WHOAH! Some months the universe just vibrates around you and throws you some intense lessons.
Let me start with a happy lesson, or rather one that I learned from a happy event.
My childhood friend and baddass drummer Lenny Herman, texted me, letting me know that Brian Blade (drummer extraordinaire) was playing with his Fellowship band at the Blue Whale – a really bad-ass club in downtown LA; somewhere you can actually observe and learn from the artists…) The last time I went out of town to watch a great drummer was Peter Erskine playing with a trio. It unquestionably pushed me in a few new directions, Peter is brilliant and thoughtful.
Arriving, I saw that it was booked, 2 long lines.
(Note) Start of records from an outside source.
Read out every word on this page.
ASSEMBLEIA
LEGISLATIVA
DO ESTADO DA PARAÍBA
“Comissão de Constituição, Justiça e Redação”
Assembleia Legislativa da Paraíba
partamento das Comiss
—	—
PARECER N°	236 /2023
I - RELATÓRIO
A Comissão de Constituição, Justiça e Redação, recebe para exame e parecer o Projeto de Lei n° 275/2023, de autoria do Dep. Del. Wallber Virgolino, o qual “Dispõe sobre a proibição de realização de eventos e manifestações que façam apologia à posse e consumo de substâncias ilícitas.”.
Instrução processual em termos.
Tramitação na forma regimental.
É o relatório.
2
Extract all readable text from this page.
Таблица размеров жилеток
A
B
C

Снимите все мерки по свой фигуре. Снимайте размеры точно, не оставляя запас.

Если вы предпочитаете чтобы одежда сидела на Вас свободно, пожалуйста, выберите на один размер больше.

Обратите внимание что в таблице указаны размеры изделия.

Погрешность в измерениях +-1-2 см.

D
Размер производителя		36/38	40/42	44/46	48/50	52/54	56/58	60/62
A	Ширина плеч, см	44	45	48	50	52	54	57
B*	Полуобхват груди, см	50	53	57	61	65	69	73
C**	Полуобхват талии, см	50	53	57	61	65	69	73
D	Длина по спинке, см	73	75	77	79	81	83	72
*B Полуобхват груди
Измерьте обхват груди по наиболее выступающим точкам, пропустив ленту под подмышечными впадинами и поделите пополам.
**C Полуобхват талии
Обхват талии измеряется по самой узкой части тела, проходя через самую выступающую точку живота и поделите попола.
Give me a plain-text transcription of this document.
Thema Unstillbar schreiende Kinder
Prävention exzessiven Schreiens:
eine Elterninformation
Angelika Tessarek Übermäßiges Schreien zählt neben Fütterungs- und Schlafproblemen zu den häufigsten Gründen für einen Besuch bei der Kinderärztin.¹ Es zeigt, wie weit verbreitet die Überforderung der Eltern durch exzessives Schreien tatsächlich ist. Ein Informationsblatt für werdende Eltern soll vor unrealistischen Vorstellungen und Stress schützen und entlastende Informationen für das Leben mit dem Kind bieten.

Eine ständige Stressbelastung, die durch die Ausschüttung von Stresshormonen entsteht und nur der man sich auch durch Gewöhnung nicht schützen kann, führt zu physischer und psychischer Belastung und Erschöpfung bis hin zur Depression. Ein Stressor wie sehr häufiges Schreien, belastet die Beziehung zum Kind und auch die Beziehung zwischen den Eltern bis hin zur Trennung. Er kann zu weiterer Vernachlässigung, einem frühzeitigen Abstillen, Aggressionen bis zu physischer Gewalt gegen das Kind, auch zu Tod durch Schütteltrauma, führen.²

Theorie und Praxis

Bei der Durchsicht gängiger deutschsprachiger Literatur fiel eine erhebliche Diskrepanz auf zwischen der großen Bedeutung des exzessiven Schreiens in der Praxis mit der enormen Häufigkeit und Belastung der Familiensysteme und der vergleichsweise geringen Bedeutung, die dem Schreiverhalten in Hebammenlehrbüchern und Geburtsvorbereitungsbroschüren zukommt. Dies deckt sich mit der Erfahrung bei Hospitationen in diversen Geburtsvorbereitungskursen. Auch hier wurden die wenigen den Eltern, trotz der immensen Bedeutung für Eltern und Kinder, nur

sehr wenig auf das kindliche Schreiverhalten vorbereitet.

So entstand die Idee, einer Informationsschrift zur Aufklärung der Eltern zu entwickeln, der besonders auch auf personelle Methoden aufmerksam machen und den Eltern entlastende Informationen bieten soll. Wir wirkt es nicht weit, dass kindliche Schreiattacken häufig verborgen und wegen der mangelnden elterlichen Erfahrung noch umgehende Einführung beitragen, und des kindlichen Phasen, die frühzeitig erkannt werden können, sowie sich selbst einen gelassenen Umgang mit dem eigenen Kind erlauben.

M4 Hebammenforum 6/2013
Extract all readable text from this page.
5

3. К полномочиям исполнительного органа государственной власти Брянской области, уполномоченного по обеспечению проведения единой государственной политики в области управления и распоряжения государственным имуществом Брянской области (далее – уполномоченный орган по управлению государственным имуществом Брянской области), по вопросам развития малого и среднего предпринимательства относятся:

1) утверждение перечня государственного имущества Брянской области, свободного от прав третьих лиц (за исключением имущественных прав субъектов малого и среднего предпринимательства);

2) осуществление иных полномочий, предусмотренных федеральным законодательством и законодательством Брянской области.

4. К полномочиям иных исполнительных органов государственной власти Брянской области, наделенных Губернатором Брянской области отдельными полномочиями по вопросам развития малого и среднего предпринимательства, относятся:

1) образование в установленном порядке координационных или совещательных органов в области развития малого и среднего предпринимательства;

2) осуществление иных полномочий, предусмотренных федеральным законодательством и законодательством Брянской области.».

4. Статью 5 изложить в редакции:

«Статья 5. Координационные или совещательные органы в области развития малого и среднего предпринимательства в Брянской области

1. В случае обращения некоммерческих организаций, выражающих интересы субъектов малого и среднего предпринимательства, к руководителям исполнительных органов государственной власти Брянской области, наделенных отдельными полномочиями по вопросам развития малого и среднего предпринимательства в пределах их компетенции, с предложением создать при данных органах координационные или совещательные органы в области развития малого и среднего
Fortunately Lenny was in the front of the presale line and I walked right in with him, leaving my buddy Mark Portmann to try to get a ticket (should have bought him one ahead!) I got the best seat in the house to observe.
Cutting to the chase – Brian looked just as I remembered him, just a normal cat. But the second he began to play – it was like the portal of ultimate happiness had opened up in his third eye- hahaha. In other words, he looked like a 6-year old that was just given a bucket of GI-Joes; Utterly blissful and appreciative. I watched carefully, finding myself yelling out at moments where the suspense of his drumming captivated me. And I was able to understand the ideas as I watched with both appreciation and maximum absorption.
The next morning, I was having breakfast with Mark, (another musical guru who lives downtown and let me crash on his couch), and as I described what I saw to him he said:
“You have to approach every gig like it’s the first time you have ever heard music – your instrument, anyone’s.”
He was so spot on. That’s what Brian was doing.
As I practiced later that week, I observed my body reacting to my expressions – if I acted unbelievably happy, my body relaxed and became more nimble. If I acted angry, my body played aggressive and with more impact. And, at my weekly jazz gig with George Mamalakis , as I listened to the piano player as though I had never heard piano, I could not help but smile and play blissfully, listening carefully with appreciation. Wow, mind blown, it felt like my playing was blown wide open and set free.
Now lets get on to the sad news. My friend from college Zain Musa had died suddenly – seemingly far before his time.
Zane was the most extraordinary sax player I could image anyone being. When he was 18 I would watch him go into a trance as he played, rocking back and forward as he channeled musical passion and grace. After a solo, he would wipe off his face and peer into the room as if for the first time. But his playing never left the room, it was spot on and thoughtful. I’m so grateful to have learned from him.
The thing about this, the lesson I learned in his passing was about how to show appreciation for the person that is gone. A common feeling people have is that they must feel or solve the pain the person went through in passing in order to be sympathetic. But I was filled with sadness that I could not express myself with him anymore. At first that made me feel guilty, but I realized that its actually the main reason to mourn – that you cant go have fun with them anymore. And let me take this one step further. I believe there is no better way to show someone that you love the lessons they taught then to apply them to your art right now. So when I feel sad that I can’t play and have fun with Zane, Ill go play or practice and use what I learned from him.